Ischemic heart disease and myocardial infarction
Ischemic heart disease and myocardial infarction can affect regional contraction, global systolic function, strain, relaxation, chamber remodeling, and tissue signal. CardiacNexus provides quantitative descriptors that should be interpreted with symptoms, ECG, perfusion, scar, and clinical history.
- Modality
- Cine short-axis, strain, native T1
- Pipeline step
- Clinical interpretation
- Outputs
- Function, wall thickening, strain, and tissue phenotypes
- Maturity
- Clinician review draft
What clinicians look for
Clinicians usually inspect EF, EDV/ESV, regional wall thickening, strain, post-systolic or diastolic strain features, and tissue markers. EF can be preserved despite regional dysfunction; strain and wall-thickening measures can be more sensitive to regional mechanics [1].
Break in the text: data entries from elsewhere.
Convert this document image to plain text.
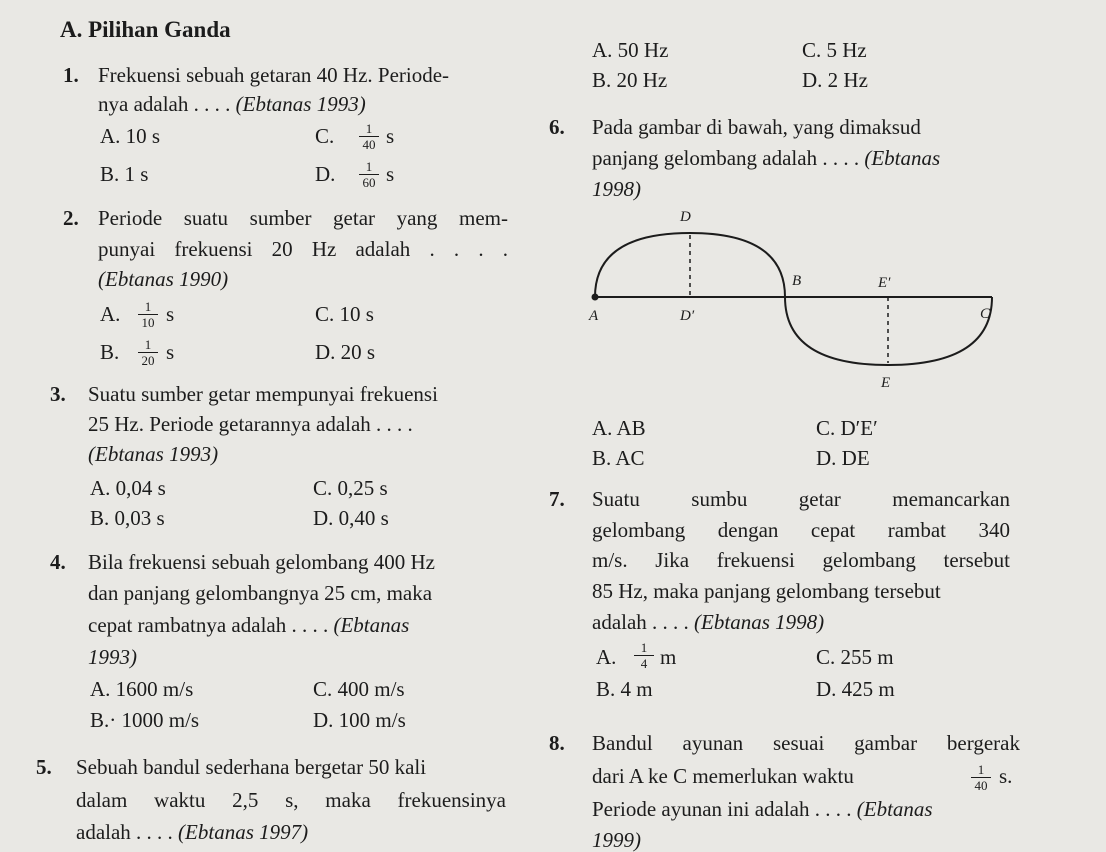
A. Pilihan Ganda
1. Frekuensi sebuah getaran 40 Hz. Periode-
nya adalah . . . . (Ebtanas 1993)
A. 10 s	C. $\frac{1}{40}$ s
B. 1 s	D. $\frac{1}{60}$ s
2. Periode suatu sumber getar yang mem-
punyai frekuensi 20 Hz adalah . . . .
(Ebtanas 1990)
A. $\frac{1}{10}$ s	C. 10 s
B. $\frac{1}{20}$ s	D. 20 s
3. Suatu sumber getar mempunyai frekuensi
25 Hz. Periode getarannya adalah . . . .
(Ebtanas 1993)
A. 0,04 s	C. 0,25 s
B. 0,03 s	D. 0,40 s
4. Bila frekuensi sebuah gelombang 400 Hz
dan panjang gelombangnya 25 cm, maka
cepat rambatnya adalah . . . . (Ebtanas
1993)
A. 1600 m/s	C. 400 m/s
B.· 1000 m/s	D. 100 m/s
5. Sebuah bandul sederhana bergetar 50 kali
dalam waktu 2,5 s, maka frekuensinya
adalah . . . . (Ebtanas 1997)
A. 50 Hz	C. 5 Hz
B. 20 Hz	D. 2 Hz
6. Pada gambar di bawah, yang dimaksud
panjang gelombang adalah . . . . (Ebtanas
1998)
D
A
B
D′
E′
C
E
A. AB	C. D′E′
B. AC	D. DE
7. Suatu sumbu getar memancarkan
gelombang dengan cepat rambat 340
m/s. Jika frekuensi gelombang tersebut
85 Hz, maka panjang gelombang tersebut
adalah . . . . (Ebtanas 1998)
A. $\frac{1}{4}$ m	C. 255 m
B. 4 m	D. 425 m
8. Bandul ayunan sesuai gambar bergerak
dari A ke C memerlukan waktu	$\frac{1}{40} s$.
Periode ayunan ini adalah . . . . (Ebtanas
1999)
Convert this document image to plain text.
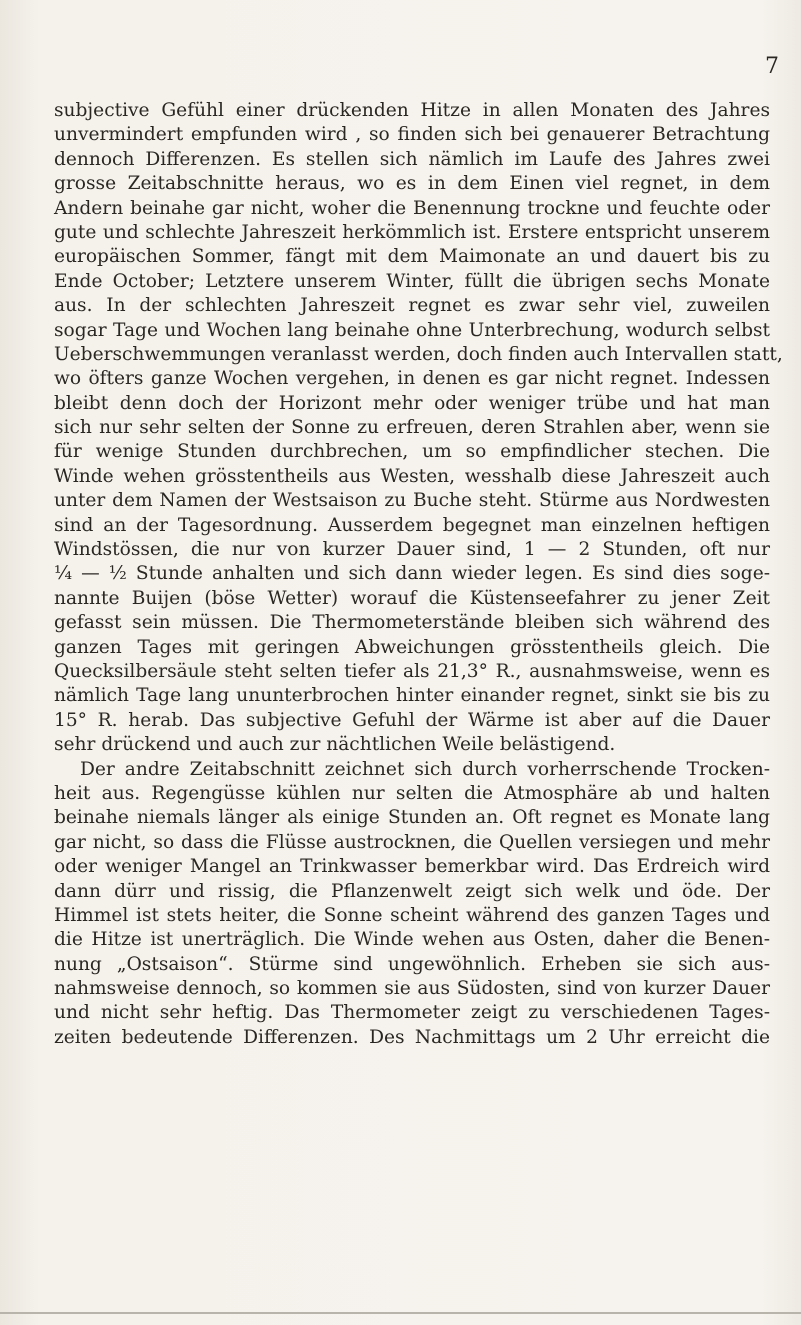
7
subjective Gefühl einer drückenden Hitze in allen Monaten des Jahres
unvermindert empfunden wird , so finden sich bei genauerer Betrachtung
dennoch Differenzen. Es stellen sich nämlich im Laufe des Jahres zwei
grosse Zeitabschnitte heraus, wo es in dem Einen viel regnet, in dem
Andern beinahe gar nicht, woher die Benennung trockne und feuchte oder
gute und schlechte Jahreszeit herkömmlich ist. Erstere entspricht unserem
europäischen Sommer, fängt mit dem Maimonate an und dauert bis zu
Ende October; Letztere unserem Winter, füllt die übrigen sechs Monate
aus. In der schlechten Jahreszeit regnet es zwar sehr viel, zuweilen
sogar Tage und Wochen lang beinahe ohne Unterbrechung, wodurch selbst
Ueberschwemmungen veranlasst werden, doch finden auch Intervallen statt,
wo öfters ganze Wochen vergehen, in denen es gar nicht regnet. Indessen
bleibt denn doch der Horizont mehr oder weniger trübe und hat man
sich nur sehr selten der Sonne zu erfreuen, deren Strahlen aber, wenn sie
für wenige Stunden durchbrechen, um so empfindlicher stechen. Die
Winde wehen grösstentheils aus Westen, wesshalb diese Jahreszeit auch
unter dem Namen der Westsaison zu Buche steht. Stürme aus Nordwesten
sind an der Tagesordnung. Ausserdem begegnet man einzelnen heftigen
Windstössen, die nur von kurzer Dauer sind, 1 — 2 Stunden, oft nur
¼ — ½ Stunde anhalten und sich dann wieder legen. Es sind dies soge-
nannte Buijen (böse Wetter) worauf die Küstenseefahrer zu jener Zeit
gefasst sein müssen. Die Thermometerstände bleiben sich während des
ganzen Tages mit geringen Abweichungen grösstentheils gleich. Die
Quecksilbersäule steht selten tiefer als 21,3° R., ausnahmsweise, wenn es
nämlich Tage lang ununterbrochen hinter einander regnet, sinkt sie bis zu
15° R. herab. Das subjective Gefuhl der Wärme ist aber auf die Dauer
sehr drückend und auch zur nächtlichen Weile belästigend.
Der andre Zeitabschnitt zeichnet sich durch vorherrschende Trocken-
heit aus. Regengüsse kühlen nur selten die Atmosphäre ab und halten
beinahe niemals länger als einige Stunden an. Oft regnet es Monate lang
gar nicht, so dass die Flüsse austrocknen, die Quellen versiegen und mehr
oder weniger Mangel an Trinkwasser bemerkbar wird. Das Erdreich wird
dann dürr und rissig, die Pflanzenwelt zeigt sich welk und öde. Der
Himmel ist stets heiter, die Sonne scheint während des ganzen Tages und
die Hitze ist unerträglich. Die Winde wehen aus Osten, daher die Benen-
nung „Ostsaison“. Stürme sind ungewöhnlich. Erheben sie sich aus-
nahmsweise dennoch, so kommen sie aus Südosten, sind von kurzer Dauer
und nicht sehr heftig. Das Thermometer zeigt zu verschiedenen Tages-
zeiten bedeutende Differenzen. Des Nachmittags um 2 Uhr erreicht die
Relevant CardiacNexus phenotypes
| Phenotype page | Measurements to inspect | Interpretation role |
|---|---|---|
| Ventricular function | EF, SV, CO | Global systolic consequence |
| Myocardial mass and wall thickness | Segmental thickness and thickening | Regional contraction and remodeling |
| Ventricular mechanics and strain | Strain, SI-DI, strain rate | Ischemic mechanics and delayed relaxation context |
| Myocardial tissue characterization | Native T1 and corrected T1 | Edema, acute injury, or diffuse tissue context |
| Cross-chamber phenotypes | AVPD and atrial contribution | Longitudinal pumping and filling context |
Interpretation patterns
Reduced EF after infarction is prognostically important, but regional wall motion, strain, post-systolic shortening, and diastolic strain indices may add context in patients with preserved EF or subtle ischemic memory [2].
Limitations
CardiacNexus does not include late gadolinium enhancement, perfusion, coronary anatomy, or troponin. Native T1 and strain findings are supportive context, not proof of infarction or obstructive coronary disease.
Source audit
- Draft primer checked against promoted ventricular function, myocardial mass/wall-thickness, ventricular mechanics, tissue-characterization, and cross-chamber pages.
- The primer explicitly excludes coronary anatomy, perfusion, scar, troponin, and diagnostic MI classification from CardiacNexus outputs.
- Disease-badge routing must not treat
I63stroke/cerebrovascular context as ischemic heart disease or myocardial infarction. docs/data/reference_sources.ymlexists and is the current registry for strain, tissue, and output-contract sources.- Textbook context boundary: broad Braunwald/Hurst ischemic-heart-disease background was treated only as clinical context; page-specific phenotype and method sources are sufficient for this draft.
- Textbook routes checked: Braunwald Coronary Blood Flow and Myocardial Ischemia pages 1-27, STEMI clinical features pages 39-62, NSTEMI pages 130-161, and Stable Ischemic Heart Disease pages 162-221. These routes are not used as diagnostic criteria because CardiacNexus lacks coronary anatomy, perfusion, troponin, and LGE outputs.
References
- Hoit BD. Strain and Strain Rate Echocardiography and Coronary Artery Disease. Circulation: Cardiovascular Imaging. 2011;4(2):179-190.
- Kimura K, Takenaka K, Pan XF, Ebihara A, Uno K, Fukuda N, Kohro T, Morita H, Yatomi Y, Nagai R. Prediction of Coronary Artery Stenosis Using Strain Imaging Diastolic Index at Rest in Patients with Preserved Ejection Fraction. Journal of Cardiology. 2011;57(3):311-315.
- Chew DS, Huikuri H, Schmidt G, Kavanagh KM, Dommasch M, Bloch Thomsen PE, Sinnecker D, Raatikainen P, Exner DV. Change in Left Ventricular Ejection Fraction Following First Myocardial Infarction and Outcome. JACC: Clinical Electrophysiology. 2018;4(5):672-682.